The Land Survey Automation Competition, which an inventor like you could utilise drones to help win, is being hosted by HeroX, and it’s a challenge that drones would be well-suited for.
3. Solar Panels
In the solar energy industry, there’s a lot going on. Especially since the World Economic Forum reported in December that solar and wind energy are now cost-competitive with fossil fuels.
It is now just as expensive to generate electricity from renewable sources as it is to generate electricity from coal. Solar energy costs around $100 per megawatt hour, while wind energy costs around $50 per megawatt hour.
Because current experimental solar cells are much better than commercial equivalents, we should expect costs to fall even more in the near future.
4. Wearable Tech
Technology is in vogue. Take a look at the new Snapchat Spectacles, which record 10-second video clips that can be shared on Snapchat.
When asked about going on a hiking expedition wearing Spectacles, Snap CEO Evan Spiegel said:
“It was incredible to be able to witness my own memory through my own eyes.” It’s one thing to see photographs of an experience you experienced; it’s quite another to have the experience itself. It was the closest I’d ever felt to being back in that place.”
Wearable technology gives us the power to record everything we do from our own perspective.
It also involves the ability to supplement oneself or give specific services, such as the Ocean Medallion programme offered by Carnival. Passengers will be able to access doors, buy food and drink, and make friends with the Ocean Medallions, which are little discs that can be worn as necklaces.
5. The Internet-of-Things
Our increasingly connected world of small devices and gadgets — not only smartphones, but ovens, electrical outlets, door locks, and even entire homes – is referred to as the Internet-of-Things (IoT) (in some sense).
At CES 2017, Amazon made a significant leap in the IoT realm by releasing Alexa on a number of new products.
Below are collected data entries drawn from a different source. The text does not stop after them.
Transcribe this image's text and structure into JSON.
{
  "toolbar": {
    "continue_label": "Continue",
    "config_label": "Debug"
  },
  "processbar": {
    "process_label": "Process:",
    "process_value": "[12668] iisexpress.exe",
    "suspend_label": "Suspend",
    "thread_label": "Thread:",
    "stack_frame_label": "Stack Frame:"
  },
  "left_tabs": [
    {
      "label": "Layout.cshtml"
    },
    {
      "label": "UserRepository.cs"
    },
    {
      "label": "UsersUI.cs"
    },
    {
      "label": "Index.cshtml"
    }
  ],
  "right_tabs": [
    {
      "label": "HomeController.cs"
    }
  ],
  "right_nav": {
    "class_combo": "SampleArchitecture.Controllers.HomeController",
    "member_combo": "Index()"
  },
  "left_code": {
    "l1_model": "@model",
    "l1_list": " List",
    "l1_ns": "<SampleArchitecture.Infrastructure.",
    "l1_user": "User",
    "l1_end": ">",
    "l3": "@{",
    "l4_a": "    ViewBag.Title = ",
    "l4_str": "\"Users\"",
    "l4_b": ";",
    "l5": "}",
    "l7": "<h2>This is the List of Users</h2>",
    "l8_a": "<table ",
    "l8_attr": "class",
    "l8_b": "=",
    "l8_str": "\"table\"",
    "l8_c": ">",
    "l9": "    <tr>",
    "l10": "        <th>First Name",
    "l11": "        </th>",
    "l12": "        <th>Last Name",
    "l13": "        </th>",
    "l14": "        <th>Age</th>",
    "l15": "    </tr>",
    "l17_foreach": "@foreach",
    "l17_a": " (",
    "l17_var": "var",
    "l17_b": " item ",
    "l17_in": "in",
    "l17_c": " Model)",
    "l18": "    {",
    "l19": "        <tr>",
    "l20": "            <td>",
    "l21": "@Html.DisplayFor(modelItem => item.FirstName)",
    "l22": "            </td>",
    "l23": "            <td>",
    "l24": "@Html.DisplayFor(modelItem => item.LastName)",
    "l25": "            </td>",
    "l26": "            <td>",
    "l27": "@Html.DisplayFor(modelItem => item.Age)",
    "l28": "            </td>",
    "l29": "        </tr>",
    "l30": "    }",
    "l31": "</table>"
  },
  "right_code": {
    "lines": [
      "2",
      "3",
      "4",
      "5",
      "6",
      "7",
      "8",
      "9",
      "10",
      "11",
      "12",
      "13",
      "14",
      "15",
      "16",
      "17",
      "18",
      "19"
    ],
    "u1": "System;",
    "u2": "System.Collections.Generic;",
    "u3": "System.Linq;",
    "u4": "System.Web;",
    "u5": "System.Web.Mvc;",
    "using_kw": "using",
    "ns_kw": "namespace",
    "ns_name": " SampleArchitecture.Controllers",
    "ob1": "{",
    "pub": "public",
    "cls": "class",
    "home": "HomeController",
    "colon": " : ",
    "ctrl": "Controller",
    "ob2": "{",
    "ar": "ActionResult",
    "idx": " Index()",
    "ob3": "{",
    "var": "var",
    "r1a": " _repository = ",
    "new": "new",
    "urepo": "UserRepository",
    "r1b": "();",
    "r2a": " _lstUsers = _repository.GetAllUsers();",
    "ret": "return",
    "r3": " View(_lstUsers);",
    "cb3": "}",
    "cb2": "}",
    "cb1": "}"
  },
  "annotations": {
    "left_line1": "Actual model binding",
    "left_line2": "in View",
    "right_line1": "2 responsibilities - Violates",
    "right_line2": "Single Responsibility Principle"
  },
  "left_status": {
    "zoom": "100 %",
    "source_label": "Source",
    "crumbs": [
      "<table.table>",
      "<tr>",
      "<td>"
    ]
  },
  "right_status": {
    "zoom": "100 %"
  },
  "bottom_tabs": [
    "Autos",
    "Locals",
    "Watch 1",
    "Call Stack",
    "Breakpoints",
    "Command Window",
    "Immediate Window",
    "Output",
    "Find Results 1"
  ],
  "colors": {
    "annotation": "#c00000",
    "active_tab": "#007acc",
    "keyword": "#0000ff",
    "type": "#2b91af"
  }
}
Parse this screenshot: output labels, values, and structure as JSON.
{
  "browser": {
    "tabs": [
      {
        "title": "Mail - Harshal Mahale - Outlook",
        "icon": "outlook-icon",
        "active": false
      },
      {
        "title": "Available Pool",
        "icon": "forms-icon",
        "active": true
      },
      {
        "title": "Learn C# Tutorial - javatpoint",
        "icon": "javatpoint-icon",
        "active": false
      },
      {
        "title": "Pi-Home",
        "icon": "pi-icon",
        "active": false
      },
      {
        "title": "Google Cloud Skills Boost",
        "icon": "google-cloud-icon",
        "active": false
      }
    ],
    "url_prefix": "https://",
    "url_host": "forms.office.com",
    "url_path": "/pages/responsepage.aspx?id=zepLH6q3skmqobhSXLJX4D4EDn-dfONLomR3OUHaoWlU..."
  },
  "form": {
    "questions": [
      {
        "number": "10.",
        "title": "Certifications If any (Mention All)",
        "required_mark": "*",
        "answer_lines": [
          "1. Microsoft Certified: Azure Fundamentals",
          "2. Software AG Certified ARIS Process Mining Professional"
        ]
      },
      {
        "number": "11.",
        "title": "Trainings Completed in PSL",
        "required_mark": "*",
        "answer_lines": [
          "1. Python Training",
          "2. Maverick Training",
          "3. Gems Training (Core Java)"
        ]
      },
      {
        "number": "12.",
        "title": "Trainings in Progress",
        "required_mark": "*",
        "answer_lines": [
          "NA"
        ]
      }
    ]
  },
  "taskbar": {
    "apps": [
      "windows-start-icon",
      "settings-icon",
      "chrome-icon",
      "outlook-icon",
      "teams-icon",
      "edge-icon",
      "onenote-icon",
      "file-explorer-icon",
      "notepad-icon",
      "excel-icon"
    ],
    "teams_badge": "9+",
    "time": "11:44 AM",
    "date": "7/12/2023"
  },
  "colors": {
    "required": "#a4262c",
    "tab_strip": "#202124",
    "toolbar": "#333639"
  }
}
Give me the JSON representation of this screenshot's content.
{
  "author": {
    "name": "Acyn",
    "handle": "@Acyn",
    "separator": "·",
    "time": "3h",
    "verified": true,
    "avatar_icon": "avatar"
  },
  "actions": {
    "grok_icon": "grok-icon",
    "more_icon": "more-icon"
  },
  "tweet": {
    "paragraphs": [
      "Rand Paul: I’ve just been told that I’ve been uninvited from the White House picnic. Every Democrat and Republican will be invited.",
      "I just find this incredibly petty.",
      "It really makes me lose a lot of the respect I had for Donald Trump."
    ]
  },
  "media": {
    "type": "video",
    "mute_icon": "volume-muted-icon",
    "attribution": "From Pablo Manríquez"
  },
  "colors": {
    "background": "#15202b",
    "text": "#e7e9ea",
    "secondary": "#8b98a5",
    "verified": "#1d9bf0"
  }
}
Alexa is Amazon’s AI speech assistant, similar to Apple’s Siri.
While Alexa was previously limited to the Echo speaker, it will soon be available in thousands of linked devices, providing Amazon an advantage against Google and Apple in a market dominated by them.
As artificial intelligence improves, digital assistants will take on more and more of our regular duties — and even employment.
While full-fledged, human-level AI is still a long way off, the consequences of limited AI have been felt for years. AI is gaining more and more traction, from driving us around at 65 mph to forecasting Donald Trump’s win.
We’re watching the debate unfold in real time in the fast food industry, where rising salary demands are driving restaurant automation. Wendy’s is considering putting automated kiosks, and Car’s Jr.’s CEO is investing in AI.
7. 3D Printing
The world will be changed by 3D printing, often known as additive manufacturing. It’s a low-cost, highly customised method of making all kinds of goods, with little waste.
We’re learning to print with new materials for new uses, and the results can be startling. Food, such as chocolate or even pizza, is unquestionably the most delectable. Then there’s clothes, which can be customised to fit your physique perfectly.
We can now 3D print practically everything, including automobiles, drones, firearms (rather controversially), and even 3D printers!
A tech savvy world.
In today’s digital age, more and more people are looking for new ways to make the world a better place. As the advancements in technology make new methods for business and innovation possible, these methods can be difficult to implement.
Given list of seven emerging technologies are ones you may want to consider implementing into your business. These technologies will be reviewed in order of how fast they are becoming mainstream and what kind of industry they will help most.